Abstract
Personalized web search (PWS) has demonstrated its effectiveness in improving the quality of various search services on the Internet. However, evidences show that users’ reluctance to disclose their private information during search has become a major barrier for the wide proliferation of PWS. We study privacy protection in PWS applications that model user preferences as hierarchical user profiles. We propose a PWS framework called UPS that can adaptively generalize profiles by queries while respecting userspecified privacy requirements. Our runtime generalization aims at striking a balance between two predictive metrics that evaluate the utility of personalization and the privacy risk of exposing the generalized profile. We present two greedy algorithms, namely GreedyDP and GreedyIL, for runtime generalization. We also provide an online prediction mechanism for deciding whether personalizing a query is beneficial. Extensive experiments demonstrate the effectiveness of our framework. The experimental results also reveal that GreedyIL significantly outperforms GreedyDP in terms of efficiency.
Introduction
THE web search engine has long become the most
important portal for ordinary people looking for useful
information on the web. However, users might experience
failure when search engines return irrelevant results that do
not meet their real intentions. Such irrelevance is largely
due to the enormous variety of users’ contexts and
backgrounds, as well as the ambiguity of texts. Personalized
web search (PWS) is a general category of search techniques
aiming at providing better search results, which are tailored
for individual user needs.

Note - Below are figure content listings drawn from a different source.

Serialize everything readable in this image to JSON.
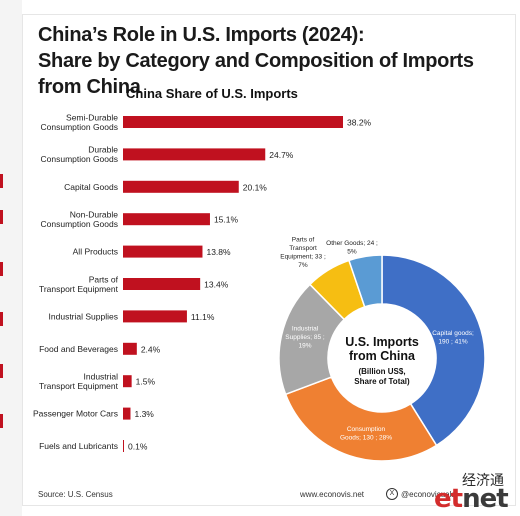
{
  "title_line1": "China’s Role in U.S. Imports (2024):",
  "title_line2": "Share by Category and Composition of Imports from China",
  "source": "Source: U.S. Census",
  "website": "www.econovis.net",
  "handle": "@econovisuals",
  "watermark_cn": "经济通",
  "watermark_logo_a": "et",
  "watermark_logo_b": "net",
  "chart_data": [
    {
      "type": "bar",
      "orientation": "horizontal",
      "title": "China Share of U.S. Imports",
      "categories": [
        [
          "Semi-Durable",
          "Consumption Goods"
        ],
        [
          "Durable",
          "Consumption Goods"
        ],
        [
          "Capital Goods"
        ],
        [
          "Non-Durable",
          "Consumption Goods"
        ],
        [
          "All Products"
        ],
        [
          "Parts of",
          "Transport Equipment"
        ],
        [
          "Industrial Supplies"
        ],
        [
          "Food and Beverages"
        ],
        [
          "Industrial",
          "Transport Equipment"
        ],
        [
          "Passenger Motor Cars"
        ],
        [
          "Fuels and Lubricants"
        ]
      ],
      "values": [
        38.2,
        24.7,
        20.1,
        15.1,
        13.8,
        13.4,
        11.1,
        2.4,
        1.5,
        1.3,
        0.1
      ],
      "value_labels": [
        "38.2%",
        "24.7%",
        "20.1%",
        "15.1%",
        "13.8%",
        "13.4%",
        "11.1%",
        "2.4%",
        "1.5%",
        "1.3%",
        "0.1%"
      ],
      "bar_color": "#c0111f",
      "xlim": [
        0,
        40
      ],
      "grid": false
    },
    {
      "type": "pie",
      "variant": "donut",
      "center_label": [
        "U.S. Imports",
        "from China"
      ],
      "center_sublabel": [
        "(Billion US$,",
        "Share of Total)"
      ],
      "slices": [
        {
          "label": [
            "Capital goods;",
            "190 ; 41%"
          ],
          "value": 190,
          "share": 41,
          "color": "#3f6fc6"
        },
        {
          "label": [
            "Consumption",
            "Goods; 130 ; 28%"
          ],
          "value": 130,
          "share": 28,
          "color": "#ef8032"
        },
        {
          "label": [
            "Industrial",
            "Supplies; 85 ;",
            "19%"
          ],
          "value": 85,
          "share": 19,
          "color": "#a7a7a7"
        },
        {
          "label": [
            "Parts of",
            "Transport",
            "Equipment; 33 ;",
            "7%"
          ],
          "value": 33,
          "share": 7,
          "color": "#f6be12"
        },
        {
          "label": [
            "Other Goods; 24 ;",
            "5%"
          ],
          "value": 24,
          "share": 5,
          "color": "#5a9bd4"
        }
      ]
    }
  ]
}
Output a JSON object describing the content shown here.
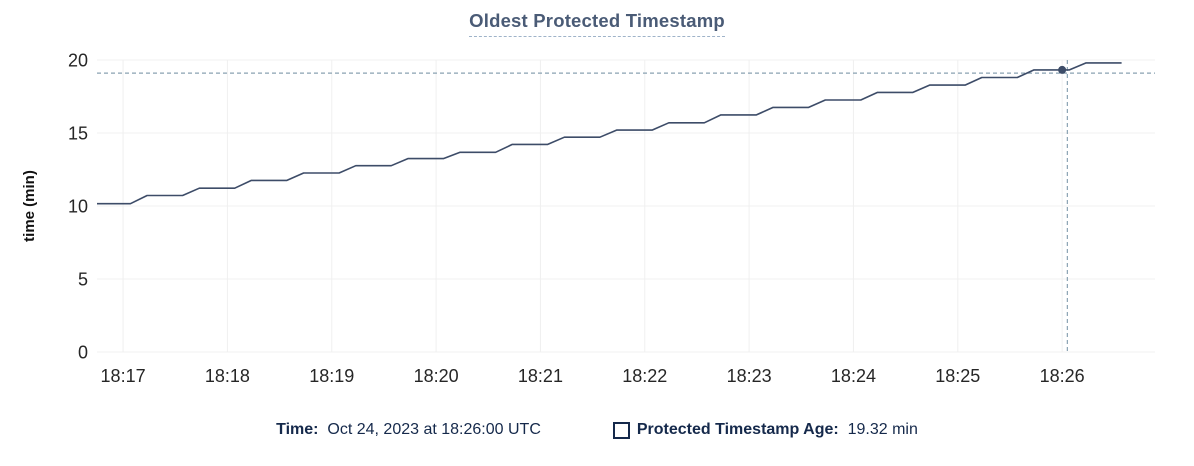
{
  "chart_data": {
    "type": "line",
    "title": "Oldest Protected Timestamp",
    "xlabel": "",
    "ylabel": "time (min)",
    "ylim": [
      0,
      20
    ],
    "y_ticks": [
      0,
      5,
      10,
      15,
      20
    ],
    "x_ticks": [
      {
        "minute": 17,
        "label": "18:17"
      },
      {
        "minute": 18,
        "label": "18:18"
      },
      {
        "minute": 19,
        "label": "18:19"
      },
      {
        "minute": 20,
        "label": "18:20"
      },
      {
        "minute": 21,
        "label": "18:21"
      },
      {
        "minute": 22,
        "label": "18:22"
      },
      {
        "minute": 23,
        "label": "18:23"
      },
      {
        "minute": 24,
        "label": "18:24"
      },
      {
        "minute": 25,
        "label": "18:25"
      },
      {
        "minute": 26,
        "label": "18:26"
      }
    ],
    "x_range_minutes_after_1800": [
      16.75,
      26.89
    ],
    "grid": true,
    "legend_position": "bottom",
    "series": [
      {
        "name": "Protected Timestamp Age",
        "unit": "min",
        "points": [
          [
            16.75,
            10.16
          ],
          [
            17.07,
            10.16
          ],
          [
            17.23,
            10.72
          ],
          [
            17.57,
            10.72
          ],
          [
            17.73,
            11.22
          ],
          [
            18.07,
            11.22
          ],
          [
            18.23,
            11.75
          ],
          [
            18.57,
            11.75
          ],
          [
            18.73,
            12.26
          ],
          [
            19.07,
            12.26
          ],
          [
            19.23,
            12.76
          ],
          [
            19.57,
            12.76
          ],
          [
            19.73,
            13.25
          ],
          [
            20.07,
            13.25
          ],
          [
            20.23,
            13.68
          ],
          [
            20.57,
            13.68
          ],
          [
            20.73,
            14.22
          ],
          [
            21.07,
            14.22
          ],
          [
            21.23,
            14.71
          ],
          [
            21.57,
            14.71
          ],
          [
            21.73,
            15.2
          ],
          [
            22.07,
            15.2
          ],
          [
            22.23,
            15.7
          ],
          [
            22.57,
            15.7
          ],
          [
            22.73,
            16.24
          ],
          [
            23.07,
            16.24
          ],
          [
            23.23,
            16.75
          ],
          [
            23.57,
            16.75
          ],
          [
            23.73,
            17.26
          ],
          [
            24.07,
            17.26
          ],
          [
            24.23,
            17.78
          ],
          [
            24.57,
            17.78
          ],
          [
            24.73,
            18.28
          ],
          [
            25.07,
            18.28
          ],
          [
            25.23,
            18.8
          ],
          [
            25.57,
            18.8
          ],
          [
            25.73,
            19.32
          ],
          [
            26.07,
            19.32
          ],
          [
            26.23,
            19.8
          ],
          [
            26.57,
            19.8
          ]
        ]
      }
    ],
    "hover": {
      "marker": {
        "minute": 26.0,
        "value": 19.32
      },
      "crosshair": {
        "minute": 26.05,
        "value": 19.1
      }
    }
  },
  "legend": {
    "time_label": "Time:",
    "time_value": "Oct 24, 2023 at 18:26:00 UTC",
    "series_label": "Protected Timestamp Age:",
    "series_value": "19.32 min"
  },
  "colors": {
    "title": "#4a5b76",
    "title_underline": "#9fb3c9",
    "legend_text": "#15294b",
    "line": "#3d4c68",
    "marker": "#3d4c68",
    "crosshair": "#8aa2b2",
    "grid": "#f0f0f0",
    "tick_text": "#262626",
    "axis_title_text": "#111111"
  }
}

As the expense, user information
has to be collected and analyzed to figure out the user
intention behind the issued query.
The solutions to PWS can generally be categorized into
two types, namely click-log-based methods and profile-based
ones. The click-log based methods are straightforward—
they simply impose bias to clicked pages in the user’s query
history. Although this strategy has been demonstrated to
perform consistently and considerably well [1], it can only
work on repeated queries from the same user, which is a
strong limitation confining its applicability. In contrast,
profile-based methods improve the search experience with
complicated user-interest models generated from user
profiling techniques. Profile-based methods can be potentially
effective for almost all sorts of queries, but are
reported to be unstable under some circumstances [1].